Sejarah panjang mewarnai lika-liku Hagia Sophia. Sebuah bangunan yang megah, elok, kokoh nan mewah yang terletak di Istanbul ini telah beberapa kali mengalami transformasi fungsi semenjak didirikan pada abad ke-6 M. Tepatnya pada tahun 537, Hagia Sophia ini selesai dibangun dan kemudian dijadikan sebagai katedral Kristen kekaisaran Romawi Timur atau yang lebih tersohor sebagai Bizantium dan disinggahi oleh Patriark Ekumenis Konstantinopel.

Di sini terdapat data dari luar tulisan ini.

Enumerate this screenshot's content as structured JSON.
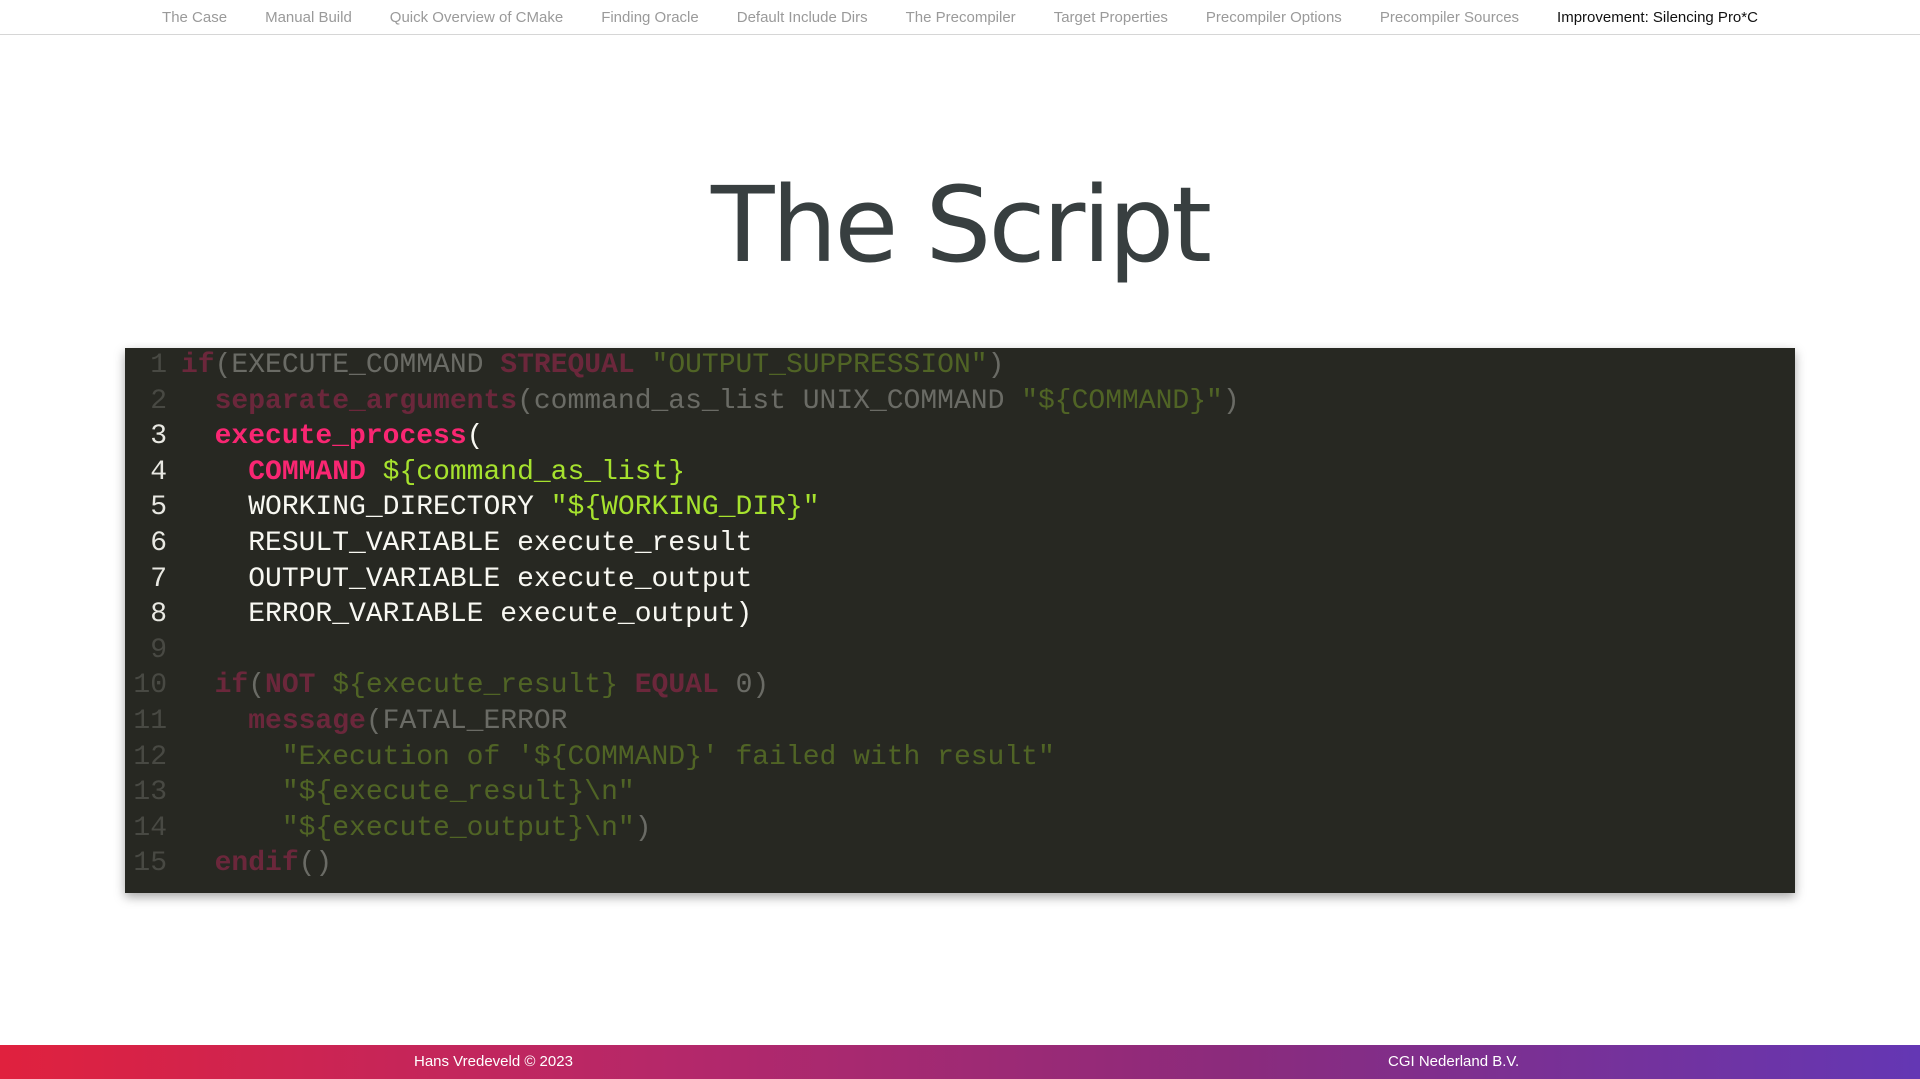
{
  "nav": {
    "items": [
      {
        "label": "The Case"
      },
      {
        "label": "Manual Build"
      },
      {
        "label": "Quick Overview of CMake"
      },
      {
        "label": "Finding Oracle"
      },
      {
        "label": "Default Include Dirs"
      },
      {
        "label": "The Precompiler"
      },
      {
        "label": "Target Properties"
      },
      {
        "label": "Precompiler Options"
      },
      {
        "label": "Precompiler Sources"
      },
      {
        "label": "Improvement: Silencing Pro*C"
      }
    ],
    "active_index": 9
  },
  "slide": {
    "title": "The Script"
  },
  "code": {
    "language": "cmake",
    "highlighted_lines": [
      3,
      4,
      5,
      6,
      7,
      8
    ],
    "lines": [
      {
        "num": "1",
        "text": "if(EXECUTE_COMMAND STREQUAL \"OUTPUT_SUPPRESSION\")"
      },
      {
        "num": "2",
        "text": "  separate_arguments(command_as_list UNIX_COMMAND \"${COMMAND}\")"
      },
      {
        "num": "3",
        "text": "  execute_process("
      },
      {
        "num": "4",
        "text": "    COMMAND ${command_as_list}"
      },
      {
        "num": "5",
        "text": "    WORKING_DIRECTORY \"${WORKING_DIR}\""
      },
      {
        "num": "6",
        "text": "    RESULT_VARIABLE execute_result"
      },
      {
        "num": "7",
        "text": "    OUTPUT_VARIABLE execute_output"
      },
      {
        "num": "8",
        "text": "    ERROR_VARIABLE execute_output)"
      },
      {
        "num": "9",
        "text": ""
      },
      {
        "num": "10",
        "text": "  if(NOT ${execute_result} EQUAL 0)"
      },
      {
        "num": "11",
        "text": "    message(FATAL_ERROR"
      },
      {
        "num": "12",
        "text": "      \"Execution of '${COMMAND}' failed with result\""
      },
      {
        "num": "13",
        "text": "      \"${execute_result}\\n\""
      },
      {
        "num": "14",
        "text": "      \"${execute_output}\\n\")"
      },
      {
        "num": "15",
        "text": "  endif()"
      }
    ]
  },
  "footer": {
    "left": "Hans Vredeveld © 2023",
    "right": "CGI Nederland B.V."
  },
  "colors": {
    "code_background": "#272822",
    "keyword": "#f92672",
    "string": "#a6e22e",
    "footer_gradient_start": "#e0213e",
    "footer_gradient_end": "#6437b4",
    "title": "#383f40"
  }
}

Selanjutnya pada tahun 1204, oleh tentara Salib Keempat, Hagia Shopia dikonversi menjadi katedral Katolik Roma dibawah kekuasaan Kekaisaran Latin Konstantinopel, sebelum dikembalikan lagi menjadi Katedral Ortodoks setelah pembangunan kembali Kekaisaran Bizantium pada tahun 1261.

Pada tahun 1453, Konstantinopel yang menjadi Ibu Kota Kekaisaran Bizantiium ditaklukkan oleh Kekaisaran Ottoman, Turki Utsmani, di bawah pimpinan Sultan Mehmed II atau dikenal dengan Muhammad al-Fatih. Terbayang di kepala saya ketika membaca buku karangan Felix Siauw yang berjudul Muhammad al-Fatih 1453, bagaimana spektrum penaklukan yang begitu brilian dilakukan oleh al-Fatih. Sebuah penaklukan yang sudah disabdakan oleh Kanjeng Nabi dalam sebuah hadits. Momen yang terlau romantis untuk “dinostalgiai”.

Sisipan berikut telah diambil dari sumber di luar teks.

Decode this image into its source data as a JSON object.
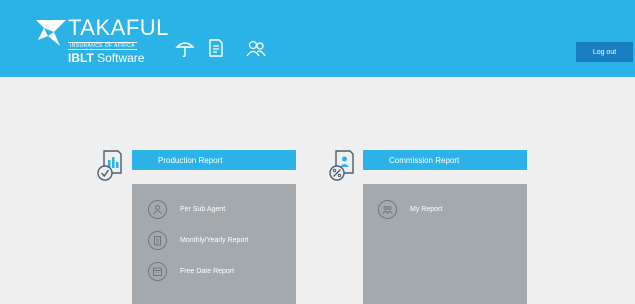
{
  "header": {
    "brand": "TAKAFUL",
    "brand_sub": "INSURANCE OF AFRICA",
    "software_bold": "IBLT",
    "software_rest": " Software",
    "icons": [
      "umbrella-icon",
      "document-icon",
      "users-icon"
    ],
    "logout_label": "Log out"
  },
  "cards": [
    {
      "title": "Production Report",
      "icon": "production-report-icon",
      "items": [
        {
          "label": "Per Sub Agent",
          "icon": "agent-icon"
        },
        {
          "label": "Monthly/Yearly Report",
          "icon": "clipboard-icon"
        },
        {
          "label": "Free Date Report",
          "icon": "calendar-icon"
        }
      ]
    },
    {
      "title": "Commission Report",
      "icon": "commission-report-icon",
      "items": [
        {
          "label": "My Report",
          "icon": "group-icon"
        }
      ]
    }
  ],
  "colors": {
    "header": "#2bb3e8",
    "panel": "#a4a9ad",
    "logout": "#1a7fc1",
    "background": "#efeff0"
  }
}
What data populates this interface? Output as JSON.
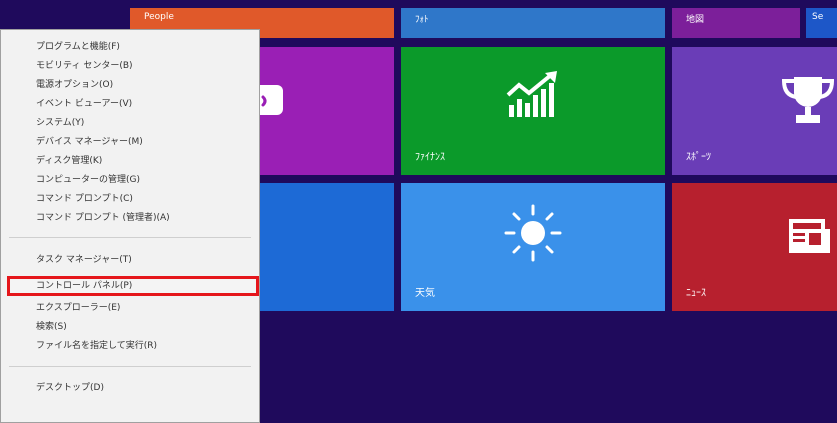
{
  "tiles": {
    "people": {
      "label": "People",
      "color": "#e0592a"
    },
    "photo": {
      "label": "ﾌｫﾄ",
      "color": "#2f77c9"
    },
    "map": {
      "label": "地図",
      "color": "#7c1f9a"
    },
    "se": {
      "label": "Se",
      "color": "#1d57c8"
    },
    "messaging": {
      "label": "",
      "color": "#9a1fb5"
    },
    "finance": {
      "label": "ﾌｧｲﾅﾝｽ",
      "color": "#0b9a2a"
    },
    "sports": {
      "label": "ｽﾎﾟｰﾂ",
      "color": "#6a3db7"
    },
    "blue_tile": {
      "label": "",
      "color": "#1d6ad6"
    },
    "weather": {
      "label": "天気",
      "color": "#3a91ea"
    },
    "news": {
      "label": "ﾆｭｰｽ",
      "color": "#b7202e"
    }
  },
  "menu": {
    "items": [
      "プログラムと機能(F)",
      "モビリティ センター(B)",
      "電源オプション(O)",
      "イベント ビューアー(V)",
      "システム(Y)",
      "デバイス マネージャー(M)",
      "ディスク管理(K)",
      "コンピューターの管理(G)",
      "コマンド プロンプト(C)",
      "コマンド プロンプト (管理者)(A)",
      "タスク マネージャー(T)",
      "コントロール パネル(P)",
      "エクスプローラー(E)",
      "検索(S)",
      "ファイル名を指定して実行(R)",
      "デスクトップ(D)"
    ],
    "highlighted_item": "コントロール パネル(P)",
    "highlight_color": "#e5161b"
  }
}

Semenjak jatuh dibawah kekuasaan Islam itu, Hagia Sophia dijadikan sebagai masjid dan aktif sampai tahun 1931. Setelah kurang lebih 478 tahun menjadi masjid, Hagia Sophia ditutup untuk umum. Baru pada tahun 1935 dibuka kembali, dengan statusnya sebagai museum oleh Republik Turki yang dipimpin Mustafa Kemal Ataturk. Konversi masjid sebagai museum itu merupakan bagian dari reformasi sekuler Ataturk.

Baca Juga  Maaf ke Buya Syafii: Pasca Tsunami Politik Menerpa Muhammadiyah

Pengembalian Hagia Sophia menjadi masjid tentu menjadi daya tarik untuk dibicarakan. Media Masa beramai-rami membuat berita. Ratusan ribu orang di Twitter secara kolosal me-retweet-nya. Mengucapkan hamdalah, pujian, dan berbagai senandung doa dan harapan.

Hagia Sophia, Bertanda Kebangkitan Islam?

Akan tetapi, pertanyaannya sekarang adalah, apakah kembalinya Hagia Shopia menjadi masjid pertanda bangkitnya peradaban Islam? Sebelum menjawab pertanyan tersebut, mari sejenak kita menengok kondisi umat di zaman modern ini.

Perkataan Muhammad Abduh yang berbunyi “I went to the west and saw Islam, but no muslims. I got back to the east and saw muslims, but not Islam”, bisa dijadikan sebuah refleksi keadaan umat Islam masa kini. Ketika Abduh pergi ke barat, ia melihat bagaimana sebuah pemandangan yang eksotis mencerminkan Islam.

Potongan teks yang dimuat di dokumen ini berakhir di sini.